Standard abbreviations
- ISO 4: Jam. J.

Indexing
- ISSN: 0021-4124
- LCCN: 75027862
- OCLC no.: 01797964

Links
- Journal homepage; Online access at the Digital Library of the Caribbean;

= Jamaica Journal =

The Jamaica Journal is a peer-reviewed academic journal published by the Institute of Jamaica.
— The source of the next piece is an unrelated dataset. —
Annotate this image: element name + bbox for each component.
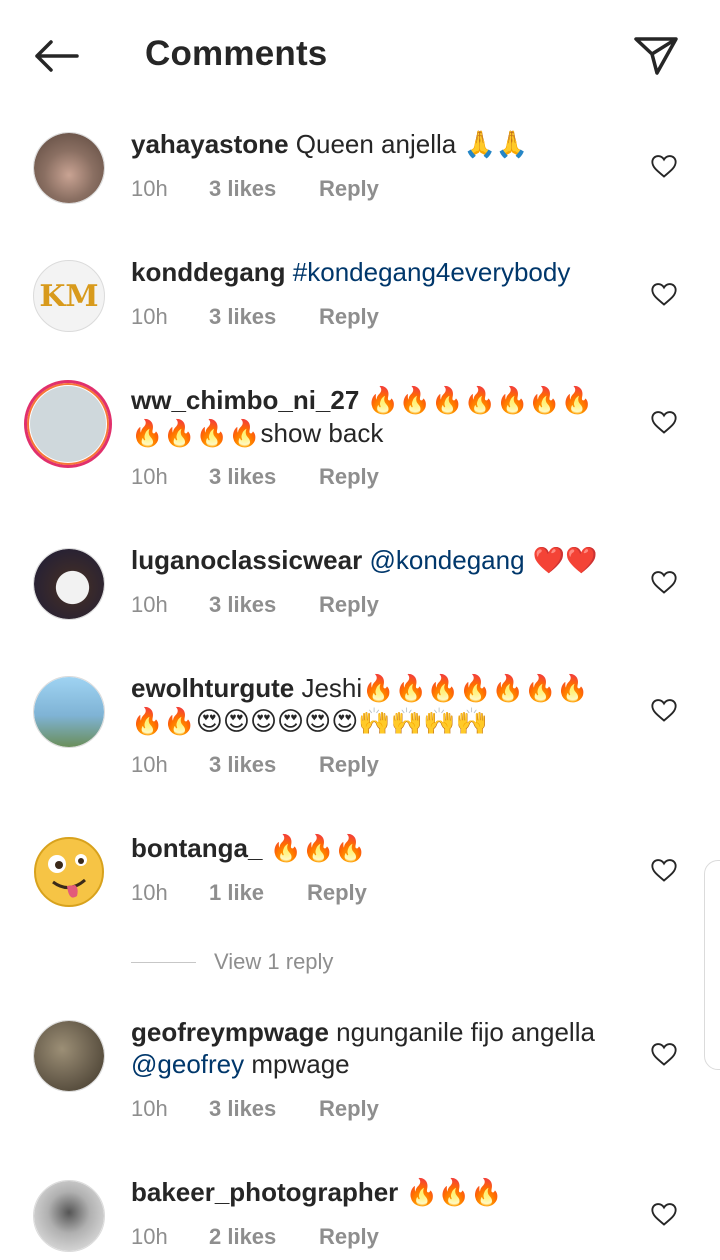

It publishes scholarly articles on the history, natural history, art, literature, music, and culture of Jamaica.

Its predecessor was the Journal of the Institute of Jamaica, established in 1896. In 1967, the Jamaica Journal was established as a quarterly journal, "to reflect the Institute's interest in the development and promotion of Jamaica's history, literature, science and arts". In 2002, the journal temporarily ceased publication; it was relaunched in 2004 under a new editor-in-chief, Kim Robinson-Walcott.

==Abstracting and indexing==
The journal is abstracted and indexed in America: History and Life, Historical Abstracts, International Bibliography of the Social Sciences, and the Modern Language Association Database.